The projected impact of the cuts on each of the 15 safety net hospital systems is varied and dramatic.
For example, Jackson Health System in Miami, Florida's largest safety net provider, will see funding slashed $177.5 million under the Senate's proposal. Officials there say reductions that huge will impact Jackson's ability to continue delivering programs all across the continuum of care, ranging from children's services to long-term care.
Tampa General, one of Florida's largest teaching hospitals, is projected to lose $65.2 million under the Senate's proposal. Officials there said that cuts that large would "hamper the hospital's ability to maintain current funding levels for medical residents" and "result in a reduction of the workforce in an area that already has an unemployment rate greater than 12 percent."
Meanwhile, administrators at All Children's Hospital in St. Petersburg noted that 70 percent of the children they care for are on Medicaid — and many are receiving highly specialized services unavailable elsewhere. The Senate's proposed cut of $15.1 million would "threaten All Children's ability to serve the most vulnerable children in Florida," officials there said.
Safety net hospital officials urged Senate budget negotiators to consider an approach similar to the House's budget proposal. The House proposes to cut hospital Medicaid reimbursements by 7 percent, while maintaining hospital coverage in Medically Needy and preserving Medicaid for the Aged and Disabled — while also balancing the state budget. All told, the House would cut the safety net hospitals by $140 million, while the Senate would take $720 million in cuts — a difference of $580 million.

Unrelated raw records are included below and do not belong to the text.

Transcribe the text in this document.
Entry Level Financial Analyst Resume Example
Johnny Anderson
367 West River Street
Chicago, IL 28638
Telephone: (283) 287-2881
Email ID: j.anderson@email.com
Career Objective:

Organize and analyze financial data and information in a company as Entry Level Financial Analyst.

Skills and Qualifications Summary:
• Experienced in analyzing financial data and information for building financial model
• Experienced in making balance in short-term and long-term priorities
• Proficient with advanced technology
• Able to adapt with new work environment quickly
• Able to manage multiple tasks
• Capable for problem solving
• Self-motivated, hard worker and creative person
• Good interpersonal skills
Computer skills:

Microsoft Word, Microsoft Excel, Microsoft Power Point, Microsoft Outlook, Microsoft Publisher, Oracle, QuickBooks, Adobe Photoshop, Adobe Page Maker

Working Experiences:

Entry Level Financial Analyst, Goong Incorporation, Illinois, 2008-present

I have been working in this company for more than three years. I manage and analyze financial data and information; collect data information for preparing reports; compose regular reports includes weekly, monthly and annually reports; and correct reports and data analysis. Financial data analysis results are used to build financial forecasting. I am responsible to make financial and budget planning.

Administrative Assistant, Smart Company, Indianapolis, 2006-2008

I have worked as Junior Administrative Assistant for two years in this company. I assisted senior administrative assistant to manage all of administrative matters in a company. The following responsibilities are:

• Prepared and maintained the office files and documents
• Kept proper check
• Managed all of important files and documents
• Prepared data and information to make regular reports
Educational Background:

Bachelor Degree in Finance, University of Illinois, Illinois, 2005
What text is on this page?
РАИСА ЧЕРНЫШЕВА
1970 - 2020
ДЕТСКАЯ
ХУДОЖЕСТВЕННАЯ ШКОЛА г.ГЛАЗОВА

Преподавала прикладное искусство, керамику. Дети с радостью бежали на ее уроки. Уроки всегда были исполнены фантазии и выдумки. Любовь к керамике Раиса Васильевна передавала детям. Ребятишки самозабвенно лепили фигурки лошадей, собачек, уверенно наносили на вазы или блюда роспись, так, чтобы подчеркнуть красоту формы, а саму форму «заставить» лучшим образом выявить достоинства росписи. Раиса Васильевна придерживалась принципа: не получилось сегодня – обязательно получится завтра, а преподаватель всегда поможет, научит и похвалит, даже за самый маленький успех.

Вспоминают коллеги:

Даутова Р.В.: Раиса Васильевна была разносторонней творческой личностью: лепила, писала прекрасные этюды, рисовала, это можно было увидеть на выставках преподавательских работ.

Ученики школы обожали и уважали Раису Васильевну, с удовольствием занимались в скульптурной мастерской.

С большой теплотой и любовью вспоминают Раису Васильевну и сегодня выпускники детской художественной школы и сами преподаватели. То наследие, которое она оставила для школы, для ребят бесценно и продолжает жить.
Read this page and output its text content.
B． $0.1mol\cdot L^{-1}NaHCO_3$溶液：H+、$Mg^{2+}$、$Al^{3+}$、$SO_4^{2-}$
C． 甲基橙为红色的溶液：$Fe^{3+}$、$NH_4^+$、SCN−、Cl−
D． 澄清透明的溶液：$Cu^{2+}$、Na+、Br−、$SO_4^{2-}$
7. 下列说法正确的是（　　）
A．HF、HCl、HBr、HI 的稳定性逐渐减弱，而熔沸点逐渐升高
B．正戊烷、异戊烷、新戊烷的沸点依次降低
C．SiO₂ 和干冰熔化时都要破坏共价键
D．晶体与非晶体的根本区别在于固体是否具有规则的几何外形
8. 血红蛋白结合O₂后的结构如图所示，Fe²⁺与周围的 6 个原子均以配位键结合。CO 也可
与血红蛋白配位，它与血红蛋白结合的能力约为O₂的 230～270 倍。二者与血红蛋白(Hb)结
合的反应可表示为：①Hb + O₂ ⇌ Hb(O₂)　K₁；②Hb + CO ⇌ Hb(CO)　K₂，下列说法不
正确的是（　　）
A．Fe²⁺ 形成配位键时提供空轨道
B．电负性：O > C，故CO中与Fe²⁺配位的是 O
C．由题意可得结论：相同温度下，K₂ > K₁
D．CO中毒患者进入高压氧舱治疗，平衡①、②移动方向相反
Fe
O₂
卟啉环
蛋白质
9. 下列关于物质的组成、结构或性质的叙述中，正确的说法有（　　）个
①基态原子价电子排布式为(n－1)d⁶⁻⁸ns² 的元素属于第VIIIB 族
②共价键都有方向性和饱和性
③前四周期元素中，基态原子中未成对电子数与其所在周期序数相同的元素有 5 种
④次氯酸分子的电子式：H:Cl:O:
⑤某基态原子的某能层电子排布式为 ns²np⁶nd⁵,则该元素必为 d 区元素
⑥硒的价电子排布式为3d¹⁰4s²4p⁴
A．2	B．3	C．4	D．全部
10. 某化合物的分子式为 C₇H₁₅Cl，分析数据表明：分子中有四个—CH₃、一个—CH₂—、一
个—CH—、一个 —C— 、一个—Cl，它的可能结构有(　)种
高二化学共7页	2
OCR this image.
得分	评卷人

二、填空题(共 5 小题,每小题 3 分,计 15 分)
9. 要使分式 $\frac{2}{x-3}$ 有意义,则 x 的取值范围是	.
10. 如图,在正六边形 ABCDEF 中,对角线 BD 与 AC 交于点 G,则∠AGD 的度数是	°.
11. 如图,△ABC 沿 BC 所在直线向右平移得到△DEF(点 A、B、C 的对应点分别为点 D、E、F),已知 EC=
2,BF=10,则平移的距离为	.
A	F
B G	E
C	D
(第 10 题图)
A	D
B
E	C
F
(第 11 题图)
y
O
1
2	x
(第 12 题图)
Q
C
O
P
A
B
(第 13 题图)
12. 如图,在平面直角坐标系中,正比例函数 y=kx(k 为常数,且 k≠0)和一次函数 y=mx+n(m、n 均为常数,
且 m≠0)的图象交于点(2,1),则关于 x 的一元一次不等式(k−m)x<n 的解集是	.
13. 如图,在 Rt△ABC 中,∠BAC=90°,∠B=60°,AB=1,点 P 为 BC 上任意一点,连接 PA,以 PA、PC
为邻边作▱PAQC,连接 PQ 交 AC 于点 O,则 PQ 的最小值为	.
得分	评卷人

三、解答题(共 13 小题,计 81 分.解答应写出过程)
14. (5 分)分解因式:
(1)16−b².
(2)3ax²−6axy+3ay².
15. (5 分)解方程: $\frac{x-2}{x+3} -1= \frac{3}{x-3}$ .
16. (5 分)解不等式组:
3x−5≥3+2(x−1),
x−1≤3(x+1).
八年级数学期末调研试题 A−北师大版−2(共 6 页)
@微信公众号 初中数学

"Florida's safety net hospitals understand that legislative leaders face many heart-wrenching choices as they undergo the very difficult task of balancing the state budget," Carvalho said. "Safety net hospitals stand ready to work with the Florida Legislature to assume their fair share of rate cuts, but we can't eliminate critical health coverage that about a quarter of a million Floridians rely on."